For each study sample, an H&E section was digitally scanned with the Aperio ScanScope^® XT slide scanner (Leica Biosystems^®, Buffalo Grove, IL) using the 20 × objective lens. The H&E slide was assessed by the study breast pathologist (DWV) for an overall histologic impression of the greatest severity of abnormality according to established categories of benign breast lesions: no histologic abnormality, nonproliferative changes, proliferative changes without atypia, or atypical hyperplasia. From each digital H&E image, 10 representative lobules (or all lobules if < 10 present) were selected, circled digitally, and annotated using Imagescope. Each circled lobule was individually classified as normal, nonproliferative, or proliferative (with or without atypia), according to established criteria that are based upon the degree of epithelial proliferation and cytologic and architectural atypia, as these categories have stratified later BC risk in multiple studies [9, 12]. Examples of nonproliferative lesions include columnar cell alteration, cystic change, fibroadenoma, apocrine metaplasia; proliferative lesions include columnar cell hyperplasia, usual or florid ductal hyperplasia, radial scar, sclerosing adenosis, flat epithelial atypia, and atypical hyperplasia. A serial formalin-fixed paraffin-embedded tissue section was stained for CD8 and CD103 and also digitally scanned scanned with the Aperio Scanscope^® FL slide scanner (Leica Biosystems^®) using the 20 × objective lens. Matched samples (KTB donor, BBD woman with later BC, BBD cancer-free woman) underwent immunostaining within the same batch to minimize batch effects. The following immunostains were performed with the following antibodies: CD8 (DAKO clone C4/188B, 1:100) and secondary antibody conjugated with AlexaFluor 488 (Life technology, 1:1000); CD103 (AbCam clone EPR4166, 1:2500) and secondary antibody conjugated with AlexaFluor 547 (Life technology, 1:1000).

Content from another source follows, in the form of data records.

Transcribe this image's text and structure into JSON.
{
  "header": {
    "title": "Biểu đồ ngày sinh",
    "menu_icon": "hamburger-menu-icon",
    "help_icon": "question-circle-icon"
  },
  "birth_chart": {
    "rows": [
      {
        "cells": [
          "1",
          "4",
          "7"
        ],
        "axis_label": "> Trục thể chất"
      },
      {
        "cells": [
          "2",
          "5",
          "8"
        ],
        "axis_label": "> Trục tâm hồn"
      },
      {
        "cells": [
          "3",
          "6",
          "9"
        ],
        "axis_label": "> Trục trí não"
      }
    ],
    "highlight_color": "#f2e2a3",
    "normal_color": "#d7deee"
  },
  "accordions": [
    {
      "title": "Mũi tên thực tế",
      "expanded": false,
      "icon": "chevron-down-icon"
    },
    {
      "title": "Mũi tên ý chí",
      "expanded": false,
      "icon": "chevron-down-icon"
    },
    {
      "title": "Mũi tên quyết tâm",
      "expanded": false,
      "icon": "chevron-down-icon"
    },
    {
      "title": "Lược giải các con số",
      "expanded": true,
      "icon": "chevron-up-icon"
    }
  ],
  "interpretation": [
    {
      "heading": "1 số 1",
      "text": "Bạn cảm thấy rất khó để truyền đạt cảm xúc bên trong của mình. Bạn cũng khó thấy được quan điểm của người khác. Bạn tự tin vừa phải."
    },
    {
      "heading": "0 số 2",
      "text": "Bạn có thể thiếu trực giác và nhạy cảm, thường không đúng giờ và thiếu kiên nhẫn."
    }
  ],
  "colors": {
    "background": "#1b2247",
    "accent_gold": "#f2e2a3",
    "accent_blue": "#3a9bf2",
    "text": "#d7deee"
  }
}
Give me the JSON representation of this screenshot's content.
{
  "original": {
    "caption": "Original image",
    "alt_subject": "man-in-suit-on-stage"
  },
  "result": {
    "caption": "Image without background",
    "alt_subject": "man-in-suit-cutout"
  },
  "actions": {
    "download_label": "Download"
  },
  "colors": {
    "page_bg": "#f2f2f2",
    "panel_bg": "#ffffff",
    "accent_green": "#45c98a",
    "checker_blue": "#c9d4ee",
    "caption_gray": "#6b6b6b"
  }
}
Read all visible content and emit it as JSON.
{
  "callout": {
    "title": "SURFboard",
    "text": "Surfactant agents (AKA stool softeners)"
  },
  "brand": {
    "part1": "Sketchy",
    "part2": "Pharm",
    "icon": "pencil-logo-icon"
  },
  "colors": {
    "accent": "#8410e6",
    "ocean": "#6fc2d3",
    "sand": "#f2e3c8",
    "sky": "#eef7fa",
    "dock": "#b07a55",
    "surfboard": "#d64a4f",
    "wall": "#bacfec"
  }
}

Samples were deparaffinized with 3 changes of xylene and rehydrated in a series of ethanol baths (100%, 90%, and then 70% Ethanol) and rinsed well in running distilled water. Slides were then placed in a preheated Antigen Retrieval Solution (pH 8.0 EDTA buffer, Vector Lab) for 25 min and then cooled in the buffer for 30 min followed by a 5 min rinse in running distilled water. After the heat-inactivated epitope retrieval step, slides were placed on the DAKO Autostainer for the following procedure (at room temperature). Sections were incubated with phosphate buffered saline (PBS) containing 1% bovine serum albumin (BSA), 2% fetal bovine serum (FBS) to block non-specific staining for 30 min. Sections were incubated in primary antibody at dilutions listed above for 60 min at room temperature. Sections were rinsed with PBS three times, followed by another 60-min incubation with secondary antibody as listed above. The slides were rinsed with PBS three times. Sections were then mounted with 1 drop of Prolong Diamond Antifade Mountant and coverslipped. Digital images were analyzed using Aperio ImageScope Software, version 12.1.0.5029 (Leica Biosystems^®, Buffalo Grove, IL). The annotated lobules from the H&E slide were identified; then each lobule was circled digitally and the area was calculated. The RGB image was unmixed into separate channels for absorbance at 488 and 594. Within each lobule, positive cells were annotated individually for each color (with all other colors masked). After all positive cells were identified, colors and annotations were unmasked, and both singly and double positive cells were counted.

Cell densities were calculated as the number of positively stained cells per mm² within each outlined lobule area. Number of CD8+/CD103+ cells was analyzed as a count variable using a negative binomial regression model with the logarithm of the lobule area as offset. A generalized linear mixed model approach was used to account for the correlation among multiple lobules measured for each subject. Analysis was performed using PROC GLIMMIX in SAS^® (SAS^® Institute Inc., Version 9.4). p values < 0.05 were considered statistically significant.